A little backstory about this Office mobile app, which was codenamed "Union": This new app was similar to -- but, according to Microsoft -- different from the unified Office app that Microsoft made available to Samsung Galaxy users a year ago. That app also was a lightweight bundle of Word, Excel, and PowerPoint.

Microsoft's goal in creating these lightweight, combined Office apps was to address the needs of users for whom full versions of Word, Excel, and PowerPoint on their phones was overkill in terms of features and download size. Microsoft also integrated its Lens technology into this app to make it easier for users to convert images into Word and Excel documents, scan PDFs and capture whiteboards. The app also is meant to simplify the process of making quick notes, signing PDFs and transferring files between devices.

My contacts have said this Office mobile app will likely be what Microsoft pre-installs on its dual-screen, Android-based Surface Duo phones later this year.

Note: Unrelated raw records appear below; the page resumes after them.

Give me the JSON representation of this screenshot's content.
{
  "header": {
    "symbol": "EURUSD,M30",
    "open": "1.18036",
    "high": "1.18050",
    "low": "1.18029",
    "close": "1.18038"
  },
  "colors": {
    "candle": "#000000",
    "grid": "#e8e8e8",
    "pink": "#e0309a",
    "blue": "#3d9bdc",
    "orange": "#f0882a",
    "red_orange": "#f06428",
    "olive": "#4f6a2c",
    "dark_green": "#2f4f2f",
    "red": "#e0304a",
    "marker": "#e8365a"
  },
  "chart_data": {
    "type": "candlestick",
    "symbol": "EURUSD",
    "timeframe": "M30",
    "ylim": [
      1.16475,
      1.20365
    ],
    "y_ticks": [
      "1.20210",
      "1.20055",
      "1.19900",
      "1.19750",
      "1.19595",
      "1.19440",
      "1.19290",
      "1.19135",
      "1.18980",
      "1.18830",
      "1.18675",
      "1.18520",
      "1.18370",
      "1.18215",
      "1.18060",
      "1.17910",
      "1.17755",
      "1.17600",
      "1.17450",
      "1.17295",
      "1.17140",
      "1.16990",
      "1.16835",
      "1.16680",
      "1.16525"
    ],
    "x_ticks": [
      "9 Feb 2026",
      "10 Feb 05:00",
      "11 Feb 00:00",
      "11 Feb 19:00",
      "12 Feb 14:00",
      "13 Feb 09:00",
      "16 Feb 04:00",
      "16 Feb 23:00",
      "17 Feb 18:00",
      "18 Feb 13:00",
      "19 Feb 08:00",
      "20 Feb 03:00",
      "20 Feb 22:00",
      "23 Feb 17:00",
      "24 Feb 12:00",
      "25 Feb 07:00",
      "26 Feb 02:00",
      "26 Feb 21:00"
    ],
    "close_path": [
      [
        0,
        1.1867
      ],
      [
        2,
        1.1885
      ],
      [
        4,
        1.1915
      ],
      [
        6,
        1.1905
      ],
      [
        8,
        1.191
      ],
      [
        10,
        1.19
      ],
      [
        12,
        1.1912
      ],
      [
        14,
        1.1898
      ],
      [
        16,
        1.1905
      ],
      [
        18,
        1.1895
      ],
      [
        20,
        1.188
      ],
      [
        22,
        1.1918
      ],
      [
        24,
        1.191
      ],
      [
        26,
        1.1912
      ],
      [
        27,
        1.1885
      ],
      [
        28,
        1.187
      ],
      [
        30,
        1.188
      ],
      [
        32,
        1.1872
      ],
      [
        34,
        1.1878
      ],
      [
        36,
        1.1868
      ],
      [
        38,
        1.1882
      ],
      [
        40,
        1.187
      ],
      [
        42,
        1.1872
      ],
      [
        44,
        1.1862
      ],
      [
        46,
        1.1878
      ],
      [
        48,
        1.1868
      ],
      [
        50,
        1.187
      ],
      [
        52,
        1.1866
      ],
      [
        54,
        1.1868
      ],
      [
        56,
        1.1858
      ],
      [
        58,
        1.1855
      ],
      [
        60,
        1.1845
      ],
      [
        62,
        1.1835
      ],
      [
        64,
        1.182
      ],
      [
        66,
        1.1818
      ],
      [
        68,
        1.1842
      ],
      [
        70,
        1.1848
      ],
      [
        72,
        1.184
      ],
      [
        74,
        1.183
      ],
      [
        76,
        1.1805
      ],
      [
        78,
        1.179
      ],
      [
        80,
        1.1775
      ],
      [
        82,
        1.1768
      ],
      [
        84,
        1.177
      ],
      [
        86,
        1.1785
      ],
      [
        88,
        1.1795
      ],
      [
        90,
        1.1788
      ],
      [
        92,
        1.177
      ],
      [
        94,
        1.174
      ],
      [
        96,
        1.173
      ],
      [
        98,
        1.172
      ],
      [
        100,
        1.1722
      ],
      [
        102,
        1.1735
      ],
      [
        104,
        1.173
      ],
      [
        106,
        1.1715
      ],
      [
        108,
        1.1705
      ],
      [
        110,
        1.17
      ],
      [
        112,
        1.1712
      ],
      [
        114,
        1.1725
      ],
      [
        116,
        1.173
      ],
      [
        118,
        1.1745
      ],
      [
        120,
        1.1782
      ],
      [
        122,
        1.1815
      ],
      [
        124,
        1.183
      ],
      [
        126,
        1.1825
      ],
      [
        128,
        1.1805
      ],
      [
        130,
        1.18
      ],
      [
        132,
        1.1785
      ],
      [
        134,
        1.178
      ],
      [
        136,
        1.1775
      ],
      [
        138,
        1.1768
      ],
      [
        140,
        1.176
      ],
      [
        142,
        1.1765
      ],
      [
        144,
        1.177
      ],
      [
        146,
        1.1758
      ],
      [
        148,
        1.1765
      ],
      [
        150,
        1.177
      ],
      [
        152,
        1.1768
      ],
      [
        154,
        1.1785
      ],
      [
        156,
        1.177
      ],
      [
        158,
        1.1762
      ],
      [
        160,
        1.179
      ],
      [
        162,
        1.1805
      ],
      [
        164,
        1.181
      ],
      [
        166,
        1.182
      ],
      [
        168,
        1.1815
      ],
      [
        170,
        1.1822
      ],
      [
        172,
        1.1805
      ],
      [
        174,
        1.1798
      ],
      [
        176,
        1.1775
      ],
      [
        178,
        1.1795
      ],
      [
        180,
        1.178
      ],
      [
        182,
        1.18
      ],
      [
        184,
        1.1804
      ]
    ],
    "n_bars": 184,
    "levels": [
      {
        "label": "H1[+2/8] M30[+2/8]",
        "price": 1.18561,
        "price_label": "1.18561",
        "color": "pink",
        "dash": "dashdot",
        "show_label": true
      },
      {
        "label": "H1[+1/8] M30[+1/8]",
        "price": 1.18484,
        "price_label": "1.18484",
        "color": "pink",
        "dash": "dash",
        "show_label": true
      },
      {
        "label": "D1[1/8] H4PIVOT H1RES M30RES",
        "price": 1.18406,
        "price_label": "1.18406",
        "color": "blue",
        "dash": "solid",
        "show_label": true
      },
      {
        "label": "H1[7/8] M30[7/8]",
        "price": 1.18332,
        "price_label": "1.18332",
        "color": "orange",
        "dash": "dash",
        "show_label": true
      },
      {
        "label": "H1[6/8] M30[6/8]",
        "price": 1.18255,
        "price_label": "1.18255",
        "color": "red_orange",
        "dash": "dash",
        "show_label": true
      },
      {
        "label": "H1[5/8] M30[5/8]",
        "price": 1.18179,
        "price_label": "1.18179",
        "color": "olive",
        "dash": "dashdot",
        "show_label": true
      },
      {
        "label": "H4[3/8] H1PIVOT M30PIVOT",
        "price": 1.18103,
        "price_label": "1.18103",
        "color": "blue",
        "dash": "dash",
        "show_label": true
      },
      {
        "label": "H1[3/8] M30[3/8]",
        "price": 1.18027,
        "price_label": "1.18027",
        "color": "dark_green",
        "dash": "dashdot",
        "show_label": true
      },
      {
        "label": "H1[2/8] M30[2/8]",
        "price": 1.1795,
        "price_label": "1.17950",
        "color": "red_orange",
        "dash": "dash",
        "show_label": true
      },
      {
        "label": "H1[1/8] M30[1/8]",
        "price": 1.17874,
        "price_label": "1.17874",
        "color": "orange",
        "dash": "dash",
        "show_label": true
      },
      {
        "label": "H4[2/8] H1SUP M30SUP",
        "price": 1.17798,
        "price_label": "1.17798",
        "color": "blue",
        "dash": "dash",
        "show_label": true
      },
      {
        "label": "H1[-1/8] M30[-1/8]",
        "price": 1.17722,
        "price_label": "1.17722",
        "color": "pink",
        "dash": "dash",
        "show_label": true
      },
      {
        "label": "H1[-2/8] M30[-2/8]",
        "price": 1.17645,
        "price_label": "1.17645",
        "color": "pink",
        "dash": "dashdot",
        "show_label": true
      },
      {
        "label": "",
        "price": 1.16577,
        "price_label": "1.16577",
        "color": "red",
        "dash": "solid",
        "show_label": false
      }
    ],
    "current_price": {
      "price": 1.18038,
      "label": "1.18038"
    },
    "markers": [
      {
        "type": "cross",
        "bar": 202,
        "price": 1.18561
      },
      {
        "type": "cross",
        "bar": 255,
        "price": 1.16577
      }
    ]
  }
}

The basic Office mobile app is available as a free download for Android users and iOS users. To perform more complex tasks, users will need an Office 365 subscription that covers their mobile devices. The kinds of "extra" features that require subscriptions to unlock are things like advanced Word formatting; customization of PivotTables and layouts; and adding and editing WordArt. 

A full list of the features that require a qualifying Office 365 subscription is available here (scroll down). The Office 365 plans which qualify to unlock these advanced features for Office Mobile include Office 365 Personal, Home, Business, Small Business Premium, Midsize Business, Enterprise E3 and E4, Education E3 and E4, ProPlus and trial subscriptions. 

I've been testing this app on my Pixel 3XL for the past few months. For me, and I suspect for a number of users, it provides as more than enough of the Word, Excel and PowerPoint functionality that I need on my phone.